Step 2: Nursing Diagnosis/Analysis

  • Involves gathering and analyzing data to identify patient issues.

  • Example: Walking into a house with a flooded floor, determining possible causes.

Step 3: Planning

  • Setting realistic and measurable goals using the SMART criteria:   - Specific   - Measurable   - Attainable   - Realistic   - Timed

Step 4: Implementation

  • Outlines actions the nurse must take to meet the set goals, which may involve collaboration with other disciplines.

Step 5: Evaluation

  • Determine whether goals have been met based on subjective (patient-reported) and objective (measurable) data.

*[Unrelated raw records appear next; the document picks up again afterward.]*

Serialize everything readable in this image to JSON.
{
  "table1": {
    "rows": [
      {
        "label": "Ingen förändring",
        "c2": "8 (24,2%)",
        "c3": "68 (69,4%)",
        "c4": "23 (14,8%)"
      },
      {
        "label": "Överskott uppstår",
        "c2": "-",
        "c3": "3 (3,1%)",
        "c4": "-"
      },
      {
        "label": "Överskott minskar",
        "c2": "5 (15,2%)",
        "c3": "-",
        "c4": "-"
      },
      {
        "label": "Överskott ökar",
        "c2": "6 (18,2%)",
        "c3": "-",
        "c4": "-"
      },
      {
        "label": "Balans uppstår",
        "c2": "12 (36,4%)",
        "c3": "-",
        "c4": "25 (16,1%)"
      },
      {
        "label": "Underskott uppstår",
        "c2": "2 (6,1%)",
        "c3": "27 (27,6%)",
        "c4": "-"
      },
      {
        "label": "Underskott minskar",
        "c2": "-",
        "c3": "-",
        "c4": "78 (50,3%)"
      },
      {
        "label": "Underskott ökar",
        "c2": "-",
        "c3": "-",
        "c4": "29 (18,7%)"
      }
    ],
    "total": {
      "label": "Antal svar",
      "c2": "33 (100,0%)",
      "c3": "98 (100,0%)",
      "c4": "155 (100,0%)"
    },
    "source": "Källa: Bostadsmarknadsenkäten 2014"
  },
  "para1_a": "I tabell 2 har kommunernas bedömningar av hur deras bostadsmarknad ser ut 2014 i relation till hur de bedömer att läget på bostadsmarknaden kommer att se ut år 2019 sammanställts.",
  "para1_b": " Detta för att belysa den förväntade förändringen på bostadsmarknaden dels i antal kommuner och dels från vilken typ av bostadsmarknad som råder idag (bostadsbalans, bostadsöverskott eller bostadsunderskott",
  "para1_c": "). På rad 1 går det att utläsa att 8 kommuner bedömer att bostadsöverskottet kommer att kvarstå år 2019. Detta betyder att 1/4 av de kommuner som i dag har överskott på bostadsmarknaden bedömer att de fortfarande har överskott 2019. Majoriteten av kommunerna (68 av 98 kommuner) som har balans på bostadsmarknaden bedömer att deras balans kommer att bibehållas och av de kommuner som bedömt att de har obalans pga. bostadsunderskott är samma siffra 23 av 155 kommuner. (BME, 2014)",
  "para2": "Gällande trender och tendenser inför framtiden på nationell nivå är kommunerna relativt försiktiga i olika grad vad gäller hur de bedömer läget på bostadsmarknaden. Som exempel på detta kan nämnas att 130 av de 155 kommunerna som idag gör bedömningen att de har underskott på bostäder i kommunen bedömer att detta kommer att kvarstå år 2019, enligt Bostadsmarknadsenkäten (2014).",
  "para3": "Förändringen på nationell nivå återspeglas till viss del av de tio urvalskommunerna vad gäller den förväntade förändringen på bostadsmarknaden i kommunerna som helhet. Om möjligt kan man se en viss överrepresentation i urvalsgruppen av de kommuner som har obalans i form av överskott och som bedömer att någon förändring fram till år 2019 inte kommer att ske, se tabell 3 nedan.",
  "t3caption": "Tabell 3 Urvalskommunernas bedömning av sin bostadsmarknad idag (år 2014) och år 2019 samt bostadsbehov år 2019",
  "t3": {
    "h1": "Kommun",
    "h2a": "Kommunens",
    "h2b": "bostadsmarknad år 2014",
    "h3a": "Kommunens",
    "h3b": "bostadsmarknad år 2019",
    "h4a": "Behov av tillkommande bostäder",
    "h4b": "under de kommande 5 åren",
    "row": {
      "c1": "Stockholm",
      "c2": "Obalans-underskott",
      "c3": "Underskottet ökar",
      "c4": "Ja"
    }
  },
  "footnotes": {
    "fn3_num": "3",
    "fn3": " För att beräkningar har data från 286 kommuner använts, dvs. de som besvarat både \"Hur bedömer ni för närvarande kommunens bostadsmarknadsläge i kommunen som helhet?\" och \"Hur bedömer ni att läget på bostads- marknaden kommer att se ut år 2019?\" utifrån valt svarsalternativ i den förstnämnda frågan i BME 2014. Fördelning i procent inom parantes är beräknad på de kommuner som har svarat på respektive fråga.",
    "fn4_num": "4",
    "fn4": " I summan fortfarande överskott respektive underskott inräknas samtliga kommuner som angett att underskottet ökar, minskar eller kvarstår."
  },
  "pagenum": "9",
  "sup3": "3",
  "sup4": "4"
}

Types of Data Collected in Assessment

  • Subjective Data: Information verbally expressed by the patient, caregiver, or family, including sensations and feelings. (Examples include “I’m cold” or “I’m in pain.”)

  • Objective Data: Quantifiable data gathered through assessments, laboratory results, or test reports (e.g., vital signs).

Gathering Assessment Data Examples

  • Situation: You witness a person fall in a restaurant and provide assistance.   - The individual is conscious, yet their speech is garbled, necessitating immediate assessment.

  • Scenario: Conducting a health fair at a community wellness center, where student nurses offer health screenings and educational information.

Types of Assessment

  • Initial assessment: Comprehensive data gathering.

  • Focused assessment: Targeted data collection based on specific needs.

  • Ongoing assessment: Continuous evaluation throughout care.